Altre Regioni hanno optato per il marketing, ignorando ogni tradizione, ogni gloria del passato. Non una bandiera ma una sorta di dépliant turistico. Per spiegare che in Liguria c’è il mare ed anche la montagna, che in Abruzzo a mare e monti si aggiunge la collina, che in Lucania i mari sono due, che in Puglia era passato Federico II, che in Calabria ci sono i boschi ed i siti archeologici della Magna Grecia, che in Umbria si corre la corsa dei ceri. Il Lazio ha scelto di fare una lezione di geografia per far conoscere le proprie province, la rossa Toscana non poteva rinunciare ad un simbolo resistenziale ignoto ai più.
Terribile la bandiera emiliana, probabilmente la più brutta in assoluto anche a livello internazionale, con una orrenda stlizzazione della forma della regione, senza pathos, senza creatività. Marche e Lombardia hanno scelto un simbolo legato ad antichità che hanno però scarsa capacità evocativa. Le Marche inserendo un picchio stilizzato che dovrebbe ricordare l’animale totemico dei Sabini in transito per il territorio. La Lombardia ricorrendo alla rosa camuna per ricordare uno dei primi popoli ad abitare l’area a Nord della regione.

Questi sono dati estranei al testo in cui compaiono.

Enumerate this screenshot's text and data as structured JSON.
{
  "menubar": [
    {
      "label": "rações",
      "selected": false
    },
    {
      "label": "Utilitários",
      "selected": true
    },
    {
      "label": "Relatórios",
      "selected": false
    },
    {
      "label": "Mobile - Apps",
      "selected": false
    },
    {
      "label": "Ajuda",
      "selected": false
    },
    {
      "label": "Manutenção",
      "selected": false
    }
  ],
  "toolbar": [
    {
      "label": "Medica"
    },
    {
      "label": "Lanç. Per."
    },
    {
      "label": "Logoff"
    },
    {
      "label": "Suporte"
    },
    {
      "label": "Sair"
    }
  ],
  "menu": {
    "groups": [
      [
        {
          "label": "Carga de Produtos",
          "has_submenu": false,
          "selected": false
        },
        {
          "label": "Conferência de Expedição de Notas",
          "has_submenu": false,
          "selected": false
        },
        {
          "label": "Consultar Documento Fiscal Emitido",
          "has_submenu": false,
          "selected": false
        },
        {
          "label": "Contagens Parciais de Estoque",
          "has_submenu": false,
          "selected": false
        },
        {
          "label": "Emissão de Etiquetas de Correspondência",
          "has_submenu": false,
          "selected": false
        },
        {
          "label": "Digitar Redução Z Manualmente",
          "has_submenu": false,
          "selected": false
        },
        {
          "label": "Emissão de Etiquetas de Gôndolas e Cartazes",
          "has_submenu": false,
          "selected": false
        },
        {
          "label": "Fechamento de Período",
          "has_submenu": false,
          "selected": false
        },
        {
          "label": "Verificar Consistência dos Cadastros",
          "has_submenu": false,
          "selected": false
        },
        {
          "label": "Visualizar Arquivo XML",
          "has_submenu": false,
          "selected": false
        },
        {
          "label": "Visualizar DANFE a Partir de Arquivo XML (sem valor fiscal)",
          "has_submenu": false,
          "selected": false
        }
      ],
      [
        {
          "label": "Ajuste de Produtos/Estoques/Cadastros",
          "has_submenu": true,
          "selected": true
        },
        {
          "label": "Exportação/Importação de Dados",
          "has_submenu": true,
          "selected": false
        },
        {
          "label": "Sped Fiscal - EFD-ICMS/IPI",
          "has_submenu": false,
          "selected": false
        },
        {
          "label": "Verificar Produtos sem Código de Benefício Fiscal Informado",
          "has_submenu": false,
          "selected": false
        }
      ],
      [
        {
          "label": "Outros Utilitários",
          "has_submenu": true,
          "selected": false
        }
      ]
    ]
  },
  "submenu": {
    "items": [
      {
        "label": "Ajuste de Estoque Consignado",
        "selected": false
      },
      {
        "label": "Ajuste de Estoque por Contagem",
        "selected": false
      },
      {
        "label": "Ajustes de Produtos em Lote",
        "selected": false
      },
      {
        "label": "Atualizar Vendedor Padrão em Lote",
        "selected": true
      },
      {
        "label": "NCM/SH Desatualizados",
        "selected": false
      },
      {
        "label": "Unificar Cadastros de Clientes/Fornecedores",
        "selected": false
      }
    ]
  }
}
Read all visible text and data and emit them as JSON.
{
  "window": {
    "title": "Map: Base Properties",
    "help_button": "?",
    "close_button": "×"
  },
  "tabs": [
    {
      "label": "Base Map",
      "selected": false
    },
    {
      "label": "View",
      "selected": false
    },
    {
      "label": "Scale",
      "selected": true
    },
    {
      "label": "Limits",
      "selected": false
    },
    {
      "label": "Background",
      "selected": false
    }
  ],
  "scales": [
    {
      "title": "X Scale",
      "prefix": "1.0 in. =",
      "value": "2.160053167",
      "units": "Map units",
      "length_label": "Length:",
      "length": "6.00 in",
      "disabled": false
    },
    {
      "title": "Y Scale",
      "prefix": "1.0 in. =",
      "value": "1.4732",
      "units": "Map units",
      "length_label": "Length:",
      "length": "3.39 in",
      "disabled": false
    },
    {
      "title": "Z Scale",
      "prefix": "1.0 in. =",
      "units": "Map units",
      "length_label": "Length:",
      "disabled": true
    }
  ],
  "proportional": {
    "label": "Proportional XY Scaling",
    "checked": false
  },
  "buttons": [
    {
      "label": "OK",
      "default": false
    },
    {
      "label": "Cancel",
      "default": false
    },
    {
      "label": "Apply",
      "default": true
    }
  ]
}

Curiosa, e patetica, la scelta del Piemonte che ha sì ripreso il drapò sabaudo che risale al Quattrocento, ma per essere politicamente corretti lo ha annegato tra i colori dell’effimera repubblica d’Alba, ignota ai più, nata e morta dans l’espace d’un matin (due giorni, per la precisione) durante la rivoluzione francese senza lasciare tracce.
È evidente che una bandiera dovrebbe rappresentare qualcosa di più, di più profondo, rispetto ad una insegna pubblicitaria. Il legame con il proprio popolo dovrebbe essere al primo posto quando la si sceglie. Ed allora non stupisce che, in ogni manifestazione pubblica compaiano i 4 mori della Sardegna. Non stupisce che alle Olimpiadi di Torino comparisse, ufficialmente, la bandiera occitana pur in assenza di uno Stato occitano, non stupiscono le bandiere catalane. Chi assiste alla Vogalonga veneziana vedrà una sfilata di vessilli non solo con il Leone ma di numerosissime regioni/nazioni europee. Ma nessuno vedrà mai l’insegna da negozio di periferia dell’Emilia Romagna. Ed i toscani si presentano con il giglio o con i simboli delle rispettive città.
Perchè la bandiera si espone e si sventola solo se rappresenta qualcosa di vivo, di sentito, di profondo.